Columbia, SC — As the University of South Carolina brings to a close the 50th anniversary commemoration of its desegregation, we reflect on how far it has come and how far we have to go. But we aren’t just giving this thoughtful consideration; we are taking action.
Today the University of South Carolina is home to a student population that is approximately 20 percent minority with an equal percentage of minority faculty members. INSIGHT Into Diversity magazine has recognized USC as one of the nation’s top universities for diversity and inclusion for the past two years.
This is certainly a sea change from 1963, when Robert G. Anderson, Henrie Monteith Treadwell and James L. Solomon Jr. stepped onto the USC-Columbia campus for the first time. We have made tremendous progress, and we can do better.
Our challenge is changing how people think about diversity. Diversity is not just about counting those of differing races, ethnicities, sexual orientation, socioeconomic status and religions on campus. It is also about sustaining a campus climate or culture where everyone feels that they are welcomed, respected, supported and valued.
In 1990, USC adopted the Carolinian Creed as its social honor code. This eloquent document speaks to what we value as a university while providing a vision that commits us to reaching beyond tolerance to inclusion.

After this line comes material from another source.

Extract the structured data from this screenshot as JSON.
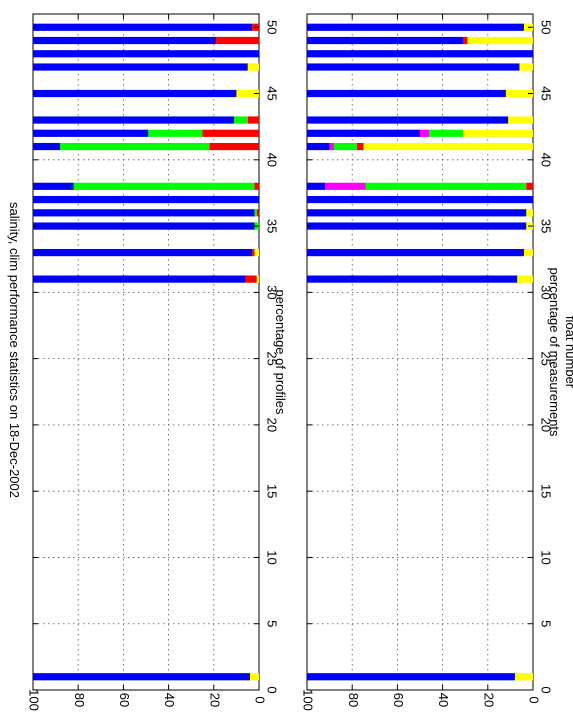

In part it says:
“I will discourage bigotry, while striving to learn from differences in people, ideas and opinions; I will demonstrate concern for others, their feelings, and their need for conditions which support their work and development.”
This is at the heart of what our university represents and what we should strive for in every interaction on campus. And this common understanding and respect for all students is becoming increasingly important as the nation’s demographics change.
According to a January article in The Chronicle of Higher Education, colleges and universities must prepare for what will be dramatic demographic shifts in our country. Half of the nation’s children younger than age 5 are minorities. There are also fewer children, with only 95 4-year-olds for every 100 18-year-olds today. As these trends shift, family income also is shrinking.
How will the University of South Carolina adapt to the student population of tomorrow? That is a real challenge and a real opportunity for us to reassess our vision for the future.
We already are implementing programs that will make the university more accessible to all students.
The Gamecock Guarantee and Opportunity Scholars program provides financial and academic support to students who are the first in their family to attend college and come from the lower end of the socioeconomic spectrum.
Gamecock Gateway is helping students get a firm foundation at Midlands Tech before they matriculate to earn their degree from USC.
Palmetto College offers a high-quality USC degree on regional campuses and online to students who are place-bound due to family or work obligations.
And the Carolina Completion Initiative aimed at helping Pell grant recipients graduate at higher rates earned White House recognition. These programs are a good start.
We can look to the three students who integrated our campus 50 years ago for inspiration. They knew that change was hard, but they were willing to take the first step. We must follow in their footsteps and continue their journey so that everyone has a role to play, no matter their unique life experiences. There is work to be done, and we are well on our way.
As we close this year of commemoration, we invite you to join us for the finale at 7:30 p.m. on Saturday at the Koger Center. USC will present Our Journey Forward, a free evening of music and dance and recognition of the students who set us on this journey.
This is a chance to remember our past, celebrate our progress and share our future. Come be a part of this next step in our journey.